District Attorney Todd Spitzer told NPR that his office was also kept in the dark about the scope and disturbing results of the audits until a reporter called with questions on the same day. Since then, he said, the sheriff’s department has ignored two requests from his office to share the initial report and all information pertaining to cases where evidence was mishandled.

But Sheriff Don Barnes disputes that version of events. He told NPR that Spitzer’s office was notified that an audit was in the works as early as 2018. That’s when the department identified 15 deputies suspected of wrongdoing and began referring deputies to the district attorney for criminal investigation. Since then, Barnes said, none of those deputies has been charged by Spitzer’s office.

“I did not call the DA, nor would I be obligated to call the DA,” about the results of the internal investigations, Barnes said, adding that Spitzer’s office should have been aware of the audit because it “was referenced in many” of the criminal submissions.

Spitzer finds the claims outrageous.

“There was no indication in any way whatsoever that this was a departmentwide audit and that they were looking at really tens of thousands, almost 100,000, cases,” said Spitzer, who was elected to the post in January.

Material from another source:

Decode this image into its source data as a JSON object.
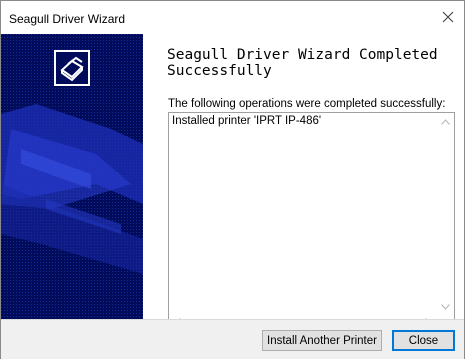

The general impression within his office was that the individual cases of wrongdoing, which trickled in over a two-year period, were not part of a larger pattern.

“Never with the disclosure that there was a systematic problem or failure within his department that may have implicated … many more cases,” Spitzer said.

Following the publication of the story by the Register, sheriff’s department spokeswoman Carrie Braun issued a statement saying, “immediate measures were taken to ensure personnel were educated on policy and procedure for booking evidence.” The department had also implemented a new protocol “requiring supervisors to check that all property and evidence has been booked prior to approving any related reports.”

As a result of the audits, four deputies have been dismissed, seven have been disciplined and four internal affairs investigations are ongoing, the sheriff said.

However, on Wednesday, Barnes downplayed the results of the two audits, saying continued investigations into missing evidence show that all but “a few remaining pieces” have “always been in our possession.” He insisted that the sheriff’s department has had custody of all evidence involved in cases that have already been decided by the courts.

Barnes called Sanders’ estimate that 9,000 pieces of evidence could be missing “completely embellished and inaccurate.”

He says the practice by deputies of first submitting digital evidence — including photos, video and audio recordings — to a crime lab for processing before submitting it to the property and evidence room created the appearance of a delay. “That gap does not mean that evidence was mishandled or treated outside of the law,” Barnes said, adding that deputies will no longer be allowed to do that.

Meanwhile, Sanders said it is getting harder to believe that the district attorney’s office was oblivious to the internal audits.

“They were referred 15 cases for potential prosecution, so it’s not really credible that the sheriff’s department was hiding the evidence,” he said.

Sanders noted that under Spitzer’s predecessor, Tony Rackauckas, there was a history of ignoring questionable behavior within the sheriff’s department.

Rackauckas’ office was kicked off the largest mass murder case in the county’s history in 2015 after Sanders discovered that the sheriff’s department, under Barnes, had failed to disclose it was misusing jail informants in violation of inmates’ rights.

“They’re scrambling like mad right now because in reality they never fixed the problem,” Sanders said.

Spitzer argues that he and Sanders are both after the same thing: “Our only focus is to determine with certainty how many cases my office may have prosecuted where the evidence was never booked or it was booked in such a fashion that it calls into question the sanctity of that evidence.”